We used paper towels to wipe up most of the blood, and some scrapers to get it out of the metal seams of the bulkhead and deck; blood clogs up steel wool, and makes a mess.

This is what I mean by isolation.


The brig is the worst duty for a Marine on board ship; it is just as hot for them as us. No one visits, there's no one to bullshit with, not much to do except read and make the prisoners jump. Jimbo and I were the only prisoners, so we normally just had one guard. They worked shifts but, essentially, Marines who were being punished or who were slackers, those were the guys who ended up guarding us. My least favorite was a guy I'll call Scooter.

Scooter was from Texas or Alabama (I forget), one of the Deep South states, young and lean, the kind of guy that you often see shirtless on television with a beer going "Woooo!" in that silly high pitched voice guys use when showing off. Regular good ol' boy, likes to shoot stuff to see it die, especially useless critters like coons and possum, small shit. Tough guy, cigarettes in one hand and billy stick in the other, always puffing himself up, talking about how he's gonna kill him some gooks, etc. etc. (Now, of course, it is a different vindictive invective…)

Scooter had "a real fun time" with me because we were so different from one another. That, and, of course, cause I was a traitor trying to sneak out of the military as a CO. He told me a lot about himself, not that I wanted to know anything at all about him; he was just bored. He regaled me with his understanding of The War and Religion and Our Place, crap like that. He was also an inventive sadist.

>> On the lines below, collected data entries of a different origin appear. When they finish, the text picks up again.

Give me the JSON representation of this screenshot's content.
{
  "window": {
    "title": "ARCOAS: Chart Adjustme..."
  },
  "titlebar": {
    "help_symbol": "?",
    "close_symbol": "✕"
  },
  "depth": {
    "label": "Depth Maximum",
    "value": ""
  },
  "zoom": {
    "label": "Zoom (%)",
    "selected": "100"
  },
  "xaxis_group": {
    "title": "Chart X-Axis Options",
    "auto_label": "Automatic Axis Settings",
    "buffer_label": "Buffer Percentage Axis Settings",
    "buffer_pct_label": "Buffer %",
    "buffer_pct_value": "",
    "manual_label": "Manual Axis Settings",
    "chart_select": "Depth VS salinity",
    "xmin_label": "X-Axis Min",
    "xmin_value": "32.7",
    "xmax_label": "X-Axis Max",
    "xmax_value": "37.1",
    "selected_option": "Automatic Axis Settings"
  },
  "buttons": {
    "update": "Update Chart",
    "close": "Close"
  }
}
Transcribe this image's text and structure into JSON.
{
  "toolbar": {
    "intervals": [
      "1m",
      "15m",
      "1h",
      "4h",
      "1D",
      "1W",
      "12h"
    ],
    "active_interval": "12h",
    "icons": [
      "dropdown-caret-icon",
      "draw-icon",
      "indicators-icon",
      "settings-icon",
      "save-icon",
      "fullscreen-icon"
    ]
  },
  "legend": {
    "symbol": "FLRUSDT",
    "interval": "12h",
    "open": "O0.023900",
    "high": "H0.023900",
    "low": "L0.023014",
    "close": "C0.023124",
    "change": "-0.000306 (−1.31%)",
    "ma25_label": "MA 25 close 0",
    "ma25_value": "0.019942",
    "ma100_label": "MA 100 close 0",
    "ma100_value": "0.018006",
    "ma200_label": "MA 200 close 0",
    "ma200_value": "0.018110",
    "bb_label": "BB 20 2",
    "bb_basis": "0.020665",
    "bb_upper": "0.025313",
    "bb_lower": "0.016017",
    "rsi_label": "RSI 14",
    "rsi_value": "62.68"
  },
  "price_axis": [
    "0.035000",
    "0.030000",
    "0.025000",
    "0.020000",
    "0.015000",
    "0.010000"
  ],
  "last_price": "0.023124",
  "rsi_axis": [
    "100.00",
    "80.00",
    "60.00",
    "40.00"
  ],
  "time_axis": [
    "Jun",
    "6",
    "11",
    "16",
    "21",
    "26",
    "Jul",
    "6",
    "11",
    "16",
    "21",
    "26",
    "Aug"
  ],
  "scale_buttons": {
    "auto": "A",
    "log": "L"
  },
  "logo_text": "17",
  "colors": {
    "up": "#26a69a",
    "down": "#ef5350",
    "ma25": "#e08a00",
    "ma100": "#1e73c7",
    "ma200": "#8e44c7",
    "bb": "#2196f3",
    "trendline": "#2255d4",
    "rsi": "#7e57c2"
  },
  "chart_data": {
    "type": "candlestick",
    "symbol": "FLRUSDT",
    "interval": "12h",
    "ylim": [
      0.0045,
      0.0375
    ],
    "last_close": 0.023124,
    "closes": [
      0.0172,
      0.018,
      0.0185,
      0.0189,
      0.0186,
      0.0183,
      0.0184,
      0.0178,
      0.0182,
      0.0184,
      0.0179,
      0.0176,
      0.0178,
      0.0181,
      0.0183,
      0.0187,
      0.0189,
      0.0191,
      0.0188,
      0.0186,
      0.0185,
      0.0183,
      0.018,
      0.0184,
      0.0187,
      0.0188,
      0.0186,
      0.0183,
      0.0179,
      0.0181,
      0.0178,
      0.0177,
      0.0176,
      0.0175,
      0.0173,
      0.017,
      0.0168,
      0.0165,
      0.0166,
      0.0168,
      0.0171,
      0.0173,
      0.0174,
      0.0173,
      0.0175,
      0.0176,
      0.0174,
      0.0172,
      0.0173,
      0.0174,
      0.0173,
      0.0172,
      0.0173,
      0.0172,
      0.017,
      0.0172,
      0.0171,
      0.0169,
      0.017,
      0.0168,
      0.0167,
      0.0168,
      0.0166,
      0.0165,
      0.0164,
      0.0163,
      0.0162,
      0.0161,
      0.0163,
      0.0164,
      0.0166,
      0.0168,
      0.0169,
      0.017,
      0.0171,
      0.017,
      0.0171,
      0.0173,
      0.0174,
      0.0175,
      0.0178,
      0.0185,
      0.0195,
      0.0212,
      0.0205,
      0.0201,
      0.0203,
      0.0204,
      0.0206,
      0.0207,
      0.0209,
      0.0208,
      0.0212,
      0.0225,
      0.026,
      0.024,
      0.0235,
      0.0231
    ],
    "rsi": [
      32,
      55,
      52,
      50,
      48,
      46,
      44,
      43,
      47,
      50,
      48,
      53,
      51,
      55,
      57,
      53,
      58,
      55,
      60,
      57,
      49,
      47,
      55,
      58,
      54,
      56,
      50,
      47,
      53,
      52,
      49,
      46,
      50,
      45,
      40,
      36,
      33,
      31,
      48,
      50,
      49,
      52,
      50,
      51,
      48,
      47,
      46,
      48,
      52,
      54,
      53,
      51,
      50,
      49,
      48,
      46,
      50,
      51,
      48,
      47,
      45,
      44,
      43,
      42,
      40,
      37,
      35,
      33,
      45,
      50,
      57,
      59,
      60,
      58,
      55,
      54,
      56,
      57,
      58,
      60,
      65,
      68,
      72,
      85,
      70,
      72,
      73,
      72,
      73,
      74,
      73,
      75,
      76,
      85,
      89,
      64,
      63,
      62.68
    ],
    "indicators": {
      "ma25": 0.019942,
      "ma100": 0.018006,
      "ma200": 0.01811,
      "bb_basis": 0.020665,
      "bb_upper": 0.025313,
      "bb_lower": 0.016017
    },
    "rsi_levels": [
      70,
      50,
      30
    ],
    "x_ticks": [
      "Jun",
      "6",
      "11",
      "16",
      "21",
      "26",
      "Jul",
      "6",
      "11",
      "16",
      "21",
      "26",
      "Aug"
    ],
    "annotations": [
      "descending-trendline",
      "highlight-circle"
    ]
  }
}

The doors to our cells were sheets of painted steel, drilled through with half inch holes "for ventilation", I guess. The cells were the hottest place in the brig which made it difficult to sleep. The heat and the banging on the cell doors every couple hours by the guard who pulled the night watch. Scooter would prop the doors open and have us do standing pushups with our index fingers stuck in the holes. The part that Scooter liked to show off to any other Marine that happened by at shift change or whenever was, if you take some spray boot polish and spray it through the flame of a lighter, you could get a flame that shot out two feet or more. He would play this back and forth across our fingers in the cell doors until we fell against the door trying to stop the pain. What a hoot.

But here is the interesting thing about Scooter. After I got out of the brig and before I was transferred off ship, I had opportunity to pull liberty in Hong Kong. I was sitting on the ferry, waiting for the quick trip across the Bay when who comes up and plops down beside me but my old buddy Scooter! "Hey, where ya goin'? No hard feelings, right?" If I hadn't been gritting my teeth, my mouth would have fallen open. The guy was truly guileless; he really thought "no hard feelings" would cover it.

At that time in Hong Kong, I had heard it said that you could have someone killed for fifty dollars. I had a couple hundred in my pocket: I told him to fuck off, instead. He got up, shaking his head somewhat sadly at me and sat down a couple rows away.

There are no seats left in the ferry.